No–don’t go. Just kidding. I love my readers.
I apologize for the long drought. It’s been a weird month. For one thing, I spent an inordinate amount of time writing a spiritual autobiography, a required part of the application process for the Jewish Renewal movement’s rabbinic ordination program.
Yes, I’m finally doing what everyone’s been telling me to do for ages — beginning to study for the rabbinate. It’s a flexible program of study that will allow me to keep my full- and part-time jobs, stay in Sarasota, and still be able to follow my dreams.
So here I am, talking about spirituality yet again. (Sensing a theme here?) Because it turns out that a spiritual autobiography is a hard thing to write.
For one thing I had to confront my dis-belief in God while applying to a program that’s all about exploring one’s relationship with the Divine. Fortunately “the Divine” is easier for me to relate to than “God.”
And yet… my notion of spirituality has less to do with God/the Divine/Who-Whatever and more to do with us humans.
Which makes me think about Chuang Tzu who woke from a dream and wondered if he was Chuang Tzu who dreamt that he was a butterfly, or a butterfly dreaming that he’s Chuang Tzu.
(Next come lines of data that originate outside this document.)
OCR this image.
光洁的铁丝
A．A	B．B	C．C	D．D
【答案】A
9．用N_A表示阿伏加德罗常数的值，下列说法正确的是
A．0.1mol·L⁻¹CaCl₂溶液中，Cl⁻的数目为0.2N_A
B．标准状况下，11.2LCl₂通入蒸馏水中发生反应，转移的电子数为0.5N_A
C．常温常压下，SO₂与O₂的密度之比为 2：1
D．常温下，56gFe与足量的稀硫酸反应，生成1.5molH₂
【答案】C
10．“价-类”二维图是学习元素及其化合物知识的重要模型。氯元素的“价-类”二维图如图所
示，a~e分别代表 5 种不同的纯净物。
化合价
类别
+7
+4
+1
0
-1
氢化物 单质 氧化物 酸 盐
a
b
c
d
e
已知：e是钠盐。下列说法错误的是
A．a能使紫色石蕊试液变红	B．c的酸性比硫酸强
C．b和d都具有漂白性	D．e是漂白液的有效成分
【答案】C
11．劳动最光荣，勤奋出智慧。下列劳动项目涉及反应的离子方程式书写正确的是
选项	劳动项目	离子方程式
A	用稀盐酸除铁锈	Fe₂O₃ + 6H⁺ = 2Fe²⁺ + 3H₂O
Like Chuang Tzu, I find myself wondering about the paradox of my existence – am I a spiritual being who acts in the world, or through acting in the world am I spiritual? It reminds me of the t-shirt slogan I saw recently, “We are not human beings having a spiritual experience. We are spiritual beings having a human experience.”
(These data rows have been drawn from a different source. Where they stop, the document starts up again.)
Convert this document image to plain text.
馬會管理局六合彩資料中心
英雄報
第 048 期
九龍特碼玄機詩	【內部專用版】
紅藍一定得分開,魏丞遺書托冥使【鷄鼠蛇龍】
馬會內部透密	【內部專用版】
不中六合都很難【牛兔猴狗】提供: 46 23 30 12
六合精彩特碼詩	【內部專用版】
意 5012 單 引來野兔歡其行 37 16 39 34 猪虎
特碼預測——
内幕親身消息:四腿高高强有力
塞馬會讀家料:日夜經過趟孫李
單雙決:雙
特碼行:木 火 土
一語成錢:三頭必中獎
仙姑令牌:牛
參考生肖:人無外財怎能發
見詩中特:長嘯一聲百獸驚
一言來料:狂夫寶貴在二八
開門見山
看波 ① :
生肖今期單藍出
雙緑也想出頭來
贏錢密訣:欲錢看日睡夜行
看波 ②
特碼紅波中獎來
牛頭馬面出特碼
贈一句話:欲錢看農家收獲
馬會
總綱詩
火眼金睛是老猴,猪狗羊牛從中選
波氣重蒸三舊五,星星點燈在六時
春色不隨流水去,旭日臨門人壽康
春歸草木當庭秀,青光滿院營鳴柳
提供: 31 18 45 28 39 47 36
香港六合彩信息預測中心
Looks like I’ll be exploring this quandary — and much more — over the next few years. I’ll keep you posted.
And why can’t we be both at one and the same time? Why do we have to separate the human from the spiritual or the spiritual from the human? Why spend time and energy agonizing over what is simplistic – the plurality of the human spiritual being or if you choose, the spiritual human being?
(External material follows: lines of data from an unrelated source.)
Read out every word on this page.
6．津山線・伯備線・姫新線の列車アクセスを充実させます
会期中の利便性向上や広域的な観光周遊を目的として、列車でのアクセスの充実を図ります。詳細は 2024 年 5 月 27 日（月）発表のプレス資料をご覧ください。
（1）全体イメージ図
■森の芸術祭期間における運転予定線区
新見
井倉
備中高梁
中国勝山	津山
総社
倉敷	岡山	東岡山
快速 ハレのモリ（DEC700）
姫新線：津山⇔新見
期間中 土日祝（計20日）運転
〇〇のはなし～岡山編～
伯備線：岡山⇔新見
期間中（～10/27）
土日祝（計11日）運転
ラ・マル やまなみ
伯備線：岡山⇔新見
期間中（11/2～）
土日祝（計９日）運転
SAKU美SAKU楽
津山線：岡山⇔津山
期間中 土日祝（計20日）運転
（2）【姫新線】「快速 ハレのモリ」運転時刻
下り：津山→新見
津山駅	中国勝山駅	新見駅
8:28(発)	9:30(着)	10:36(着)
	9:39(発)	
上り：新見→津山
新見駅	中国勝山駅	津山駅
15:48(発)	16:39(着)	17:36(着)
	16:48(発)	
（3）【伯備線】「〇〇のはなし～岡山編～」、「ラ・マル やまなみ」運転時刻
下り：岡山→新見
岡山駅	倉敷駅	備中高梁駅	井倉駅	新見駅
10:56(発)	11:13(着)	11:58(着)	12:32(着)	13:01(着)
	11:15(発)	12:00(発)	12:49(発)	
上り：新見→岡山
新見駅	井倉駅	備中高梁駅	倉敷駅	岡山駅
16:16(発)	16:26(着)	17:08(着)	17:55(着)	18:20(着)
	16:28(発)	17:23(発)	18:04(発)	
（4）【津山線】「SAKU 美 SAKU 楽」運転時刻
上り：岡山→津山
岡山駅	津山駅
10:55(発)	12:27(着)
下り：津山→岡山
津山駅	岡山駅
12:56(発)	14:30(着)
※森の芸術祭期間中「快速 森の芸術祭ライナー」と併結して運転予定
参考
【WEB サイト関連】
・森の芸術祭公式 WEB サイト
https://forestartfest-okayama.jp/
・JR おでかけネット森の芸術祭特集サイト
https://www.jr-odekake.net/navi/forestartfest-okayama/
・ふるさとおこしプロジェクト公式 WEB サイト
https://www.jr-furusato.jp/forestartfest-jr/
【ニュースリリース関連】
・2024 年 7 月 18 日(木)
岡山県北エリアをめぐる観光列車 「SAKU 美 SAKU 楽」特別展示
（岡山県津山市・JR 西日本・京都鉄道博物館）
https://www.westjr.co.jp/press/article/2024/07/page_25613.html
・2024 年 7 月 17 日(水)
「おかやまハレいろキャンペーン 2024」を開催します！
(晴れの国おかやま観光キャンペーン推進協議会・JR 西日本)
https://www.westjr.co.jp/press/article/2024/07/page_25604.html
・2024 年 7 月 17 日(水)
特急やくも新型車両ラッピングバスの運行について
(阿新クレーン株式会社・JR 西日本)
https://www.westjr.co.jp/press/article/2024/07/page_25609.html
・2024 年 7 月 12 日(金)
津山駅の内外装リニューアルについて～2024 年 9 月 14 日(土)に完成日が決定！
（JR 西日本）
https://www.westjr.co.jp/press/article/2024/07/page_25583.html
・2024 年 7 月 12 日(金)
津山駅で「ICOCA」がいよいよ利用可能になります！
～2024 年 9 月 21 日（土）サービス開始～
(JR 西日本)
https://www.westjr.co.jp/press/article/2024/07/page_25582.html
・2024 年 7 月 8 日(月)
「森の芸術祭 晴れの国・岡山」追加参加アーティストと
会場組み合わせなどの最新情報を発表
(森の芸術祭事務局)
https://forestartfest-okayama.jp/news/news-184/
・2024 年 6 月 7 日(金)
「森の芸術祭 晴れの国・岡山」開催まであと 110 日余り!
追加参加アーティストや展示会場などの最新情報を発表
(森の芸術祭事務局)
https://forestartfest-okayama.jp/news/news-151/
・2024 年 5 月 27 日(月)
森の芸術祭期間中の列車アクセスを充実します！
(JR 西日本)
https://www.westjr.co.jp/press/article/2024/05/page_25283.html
More important I wish you good luck and success in your undertaking. As far as I know you will be the first in our family to become a cleric. And, we have yet to produce a doctor. We have accountants, lawyers, engineers, teachers and professors, merchants and business executives, writers and musicians, and theatrical producers, financiers and analysts, law enforcement and philanthropists and designers. . .but nary a medico or dentist. . the closest we come is an EMT. Selah!